La situazione conservativa delle decorazioni è preoccupante: molti
modellati si presentano disgregati ed instabili. Infatti, a dipendenza
dell‘esposizione alle intemperie (acqua meteorica, sole,..) questi stucchi,
a base di calce, hanno subito un degrado differenziato. A questo
degrado naturale si aggiungono la costruzione dell‘edificio (il tetto e i
canali di scolo) e le tecniche di realizzazione degli stucchi (forse non
molto accurate) che hanno permesso ai fenomeni atmosferici di far
avanzare il degrado. Le osservazioni macroscopiche dei materiali e dei
fenomeni di degrado presenti sono stati documentati tramite una
mappatura.
Dalle osservazioni macroscopiche in situ si è osservata una stratigrafia
composta da una malta di corpo, utilizzata come base dello stucco, uno
strato di rifinitura e la presenza di una tinta di colore giallo chiaro. Da
questa analisi si sono potuti osservare anche alcuni elementi di
sostegno interni come laterizi, fili, chiodi e barre di ferro. Grazie alle
analisi in laboratorio (microscopia ottica, microchimica e spettroscopia
FTIR) è emerso che gli impasti sono composti da calce (legante) e
sabbia di fiume (inerti) mentre la tinta è un sottile strato di calce
pigmentata principalmente con ocra gialla.
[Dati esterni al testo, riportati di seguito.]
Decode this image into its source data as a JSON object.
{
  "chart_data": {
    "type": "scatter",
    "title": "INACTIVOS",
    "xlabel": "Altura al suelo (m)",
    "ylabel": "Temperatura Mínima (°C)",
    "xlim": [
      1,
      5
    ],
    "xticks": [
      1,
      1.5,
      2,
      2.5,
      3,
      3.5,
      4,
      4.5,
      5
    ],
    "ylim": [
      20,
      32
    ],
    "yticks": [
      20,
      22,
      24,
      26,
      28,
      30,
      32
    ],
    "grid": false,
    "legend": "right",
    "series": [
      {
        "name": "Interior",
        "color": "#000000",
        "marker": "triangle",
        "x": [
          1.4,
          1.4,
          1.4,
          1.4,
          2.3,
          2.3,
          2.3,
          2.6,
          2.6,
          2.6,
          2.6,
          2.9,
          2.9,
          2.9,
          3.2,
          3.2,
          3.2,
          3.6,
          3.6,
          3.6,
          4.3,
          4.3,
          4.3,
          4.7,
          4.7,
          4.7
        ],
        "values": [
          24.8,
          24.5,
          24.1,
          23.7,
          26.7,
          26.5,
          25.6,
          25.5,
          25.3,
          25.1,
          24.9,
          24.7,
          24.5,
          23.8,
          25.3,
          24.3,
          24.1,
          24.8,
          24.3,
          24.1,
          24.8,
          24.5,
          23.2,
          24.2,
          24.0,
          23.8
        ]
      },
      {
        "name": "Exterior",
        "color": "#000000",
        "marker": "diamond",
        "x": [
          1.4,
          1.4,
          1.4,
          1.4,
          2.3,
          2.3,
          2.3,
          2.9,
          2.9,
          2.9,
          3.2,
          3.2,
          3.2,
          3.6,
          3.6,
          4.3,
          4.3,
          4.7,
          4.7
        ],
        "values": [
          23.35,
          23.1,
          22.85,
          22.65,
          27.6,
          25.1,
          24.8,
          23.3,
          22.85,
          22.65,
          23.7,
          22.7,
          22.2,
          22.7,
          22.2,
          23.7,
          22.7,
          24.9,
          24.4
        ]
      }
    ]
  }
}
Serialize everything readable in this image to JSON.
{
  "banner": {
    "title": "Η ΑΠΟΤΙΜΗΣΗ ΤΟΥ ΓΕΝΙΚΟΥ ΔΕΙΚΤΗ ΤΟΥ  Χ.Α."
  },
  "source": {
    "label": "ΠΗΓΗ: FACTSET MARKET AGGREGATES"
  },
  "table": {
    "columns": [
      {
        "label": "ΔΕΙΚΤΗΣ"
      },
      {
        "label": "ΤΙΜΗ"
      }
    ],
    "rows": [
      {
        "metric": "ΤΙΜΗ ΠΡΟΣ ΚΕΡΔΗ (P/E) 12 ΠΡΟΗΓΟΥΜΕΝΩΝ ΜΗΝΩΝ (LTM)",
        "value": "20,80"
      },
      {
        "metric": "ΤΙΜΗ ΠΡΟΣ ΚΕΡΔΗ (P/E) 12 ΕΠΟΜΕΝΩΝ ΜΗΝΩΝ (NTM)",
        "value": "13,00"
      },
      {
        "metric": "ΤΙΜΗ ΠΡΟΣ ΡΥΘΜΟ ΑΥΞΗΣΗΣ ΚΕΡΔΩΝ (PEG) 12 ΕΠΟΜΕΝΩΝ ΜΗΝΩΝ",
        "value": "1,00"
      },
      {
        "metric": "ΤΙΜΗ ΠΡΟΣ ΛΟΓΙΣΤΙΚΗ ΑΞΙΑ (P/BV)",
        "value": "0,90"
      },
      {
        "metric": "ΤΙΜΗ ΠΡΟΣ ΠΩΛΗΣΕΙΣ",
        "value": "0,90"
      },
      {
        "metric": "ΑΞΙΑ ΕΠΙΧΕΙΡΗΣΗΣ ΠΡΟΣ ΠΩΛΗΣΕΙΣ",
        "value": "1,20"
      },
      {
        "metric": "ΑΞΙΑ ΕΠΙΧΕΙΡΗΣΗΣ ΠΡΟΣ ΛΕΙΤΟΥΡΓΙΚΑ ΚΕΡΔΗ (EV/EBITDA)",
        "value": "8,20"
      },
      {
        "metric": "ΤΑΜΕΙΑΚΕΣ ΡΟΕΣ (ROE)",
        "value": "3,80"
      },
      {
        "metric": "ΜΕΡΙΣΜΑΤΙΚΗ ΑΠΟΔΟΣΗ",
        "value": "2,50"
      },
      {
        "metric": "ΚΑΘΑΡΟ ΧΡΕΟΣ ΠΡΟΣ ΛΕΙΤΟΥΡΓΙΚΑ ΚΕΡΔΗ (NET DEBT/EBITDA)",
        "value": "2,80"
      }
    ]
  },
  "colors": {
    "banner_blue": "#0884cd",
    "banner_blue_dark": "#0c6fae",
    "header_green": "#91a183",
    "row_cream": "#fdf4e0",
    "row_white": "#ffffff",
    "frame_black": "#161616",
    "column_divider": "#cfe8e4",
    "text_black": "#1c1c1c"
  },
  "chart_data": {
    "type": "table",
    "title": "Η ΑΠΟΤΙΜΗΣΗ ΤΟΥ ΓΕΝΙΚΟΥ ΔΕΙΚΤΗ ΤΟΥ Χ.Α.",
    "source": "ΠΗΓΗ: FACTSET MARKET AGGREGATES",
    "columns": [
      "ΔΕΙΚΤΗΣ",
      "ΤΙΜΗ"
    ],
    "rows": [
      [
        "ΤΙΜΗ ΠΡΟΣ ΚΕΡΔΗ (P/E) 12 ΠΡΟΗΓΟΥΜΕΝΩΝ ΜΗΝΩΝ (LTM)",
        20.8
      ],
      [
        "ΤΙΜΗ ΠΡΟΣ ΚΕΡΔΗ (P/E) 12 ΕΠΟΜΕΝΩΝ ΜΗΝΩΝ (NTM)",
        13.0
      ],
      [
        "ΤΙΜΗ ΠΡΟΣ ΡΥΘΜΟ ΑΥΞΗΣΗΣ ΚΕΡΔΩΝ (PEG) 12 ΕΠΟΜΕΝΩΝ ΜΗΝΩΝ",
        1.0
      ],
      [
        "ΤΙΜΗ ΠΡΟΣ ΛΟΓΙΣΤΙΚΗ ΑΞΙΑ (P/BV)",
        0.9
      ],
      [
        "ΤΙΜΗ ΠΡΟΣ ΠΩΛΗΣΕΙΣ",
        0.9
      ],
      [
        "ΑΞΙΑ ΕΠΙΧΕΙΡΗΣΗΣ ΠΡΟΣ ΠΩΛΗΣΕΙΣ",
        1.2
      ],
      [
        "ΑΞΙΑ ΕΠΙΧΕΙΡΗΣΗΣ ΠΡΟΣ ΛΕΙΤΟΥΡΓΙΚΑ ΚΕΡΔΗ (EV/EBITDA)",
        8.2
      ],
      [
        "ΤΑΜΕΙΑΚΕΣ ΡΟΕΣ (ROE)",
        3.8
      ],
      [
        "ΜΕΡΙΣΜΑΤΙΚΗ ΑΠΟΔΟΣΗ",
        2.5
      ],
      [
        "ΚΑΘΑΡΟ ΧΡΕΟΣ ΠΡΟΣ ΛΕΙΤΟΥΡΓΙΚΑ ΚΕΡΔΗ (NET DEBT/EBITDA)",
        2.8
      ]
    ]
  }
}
Inoltre si è potuto osservare
il fenomeno della solfatazione in un piccolo campione di scialbo
prelevato da una zona protetta dalle intemperie. Sempre da queste
osservazioni si è potuta confermare la presenza di un estere silicio
(silicato d‘etile) nella zona superficiale degli stucchi. In un articolo
redatto dal restauratore Luigi Gianola, che ha effettuato l‘intervento
sugli stucchi negli anni Settanta, si parlava, in effetti, di
un'impregnazione con queste sostanze effettuata per la prima volta in
Canton Ticino.
La ricerca ha voluto mettere in luce soluzioni atte alla protezione e alla
valorizzazione di questi stucchi. In particolare si è consigliato di deviare
il più possibile le acque piovane tramite un intervento al tetto e la
creazione di idonei canali di scolo. Per un intervento diretto invece sulla
superficie si è consigliato di utilizzare, in un ipotetico restauro, materiali
compatibili con le parti originali che riescano a mettere in sicurezza le
zone critiche. Si è menzionato, inoltre, di effettuare una manutenzione
costante sull’edificio nel corso nel tempo. Questo permetterebbe di
salvare e valorizzare le decorazioni in stucco esterne che risultano
essere un caso unico e particolare nella zona del Sottoceneri.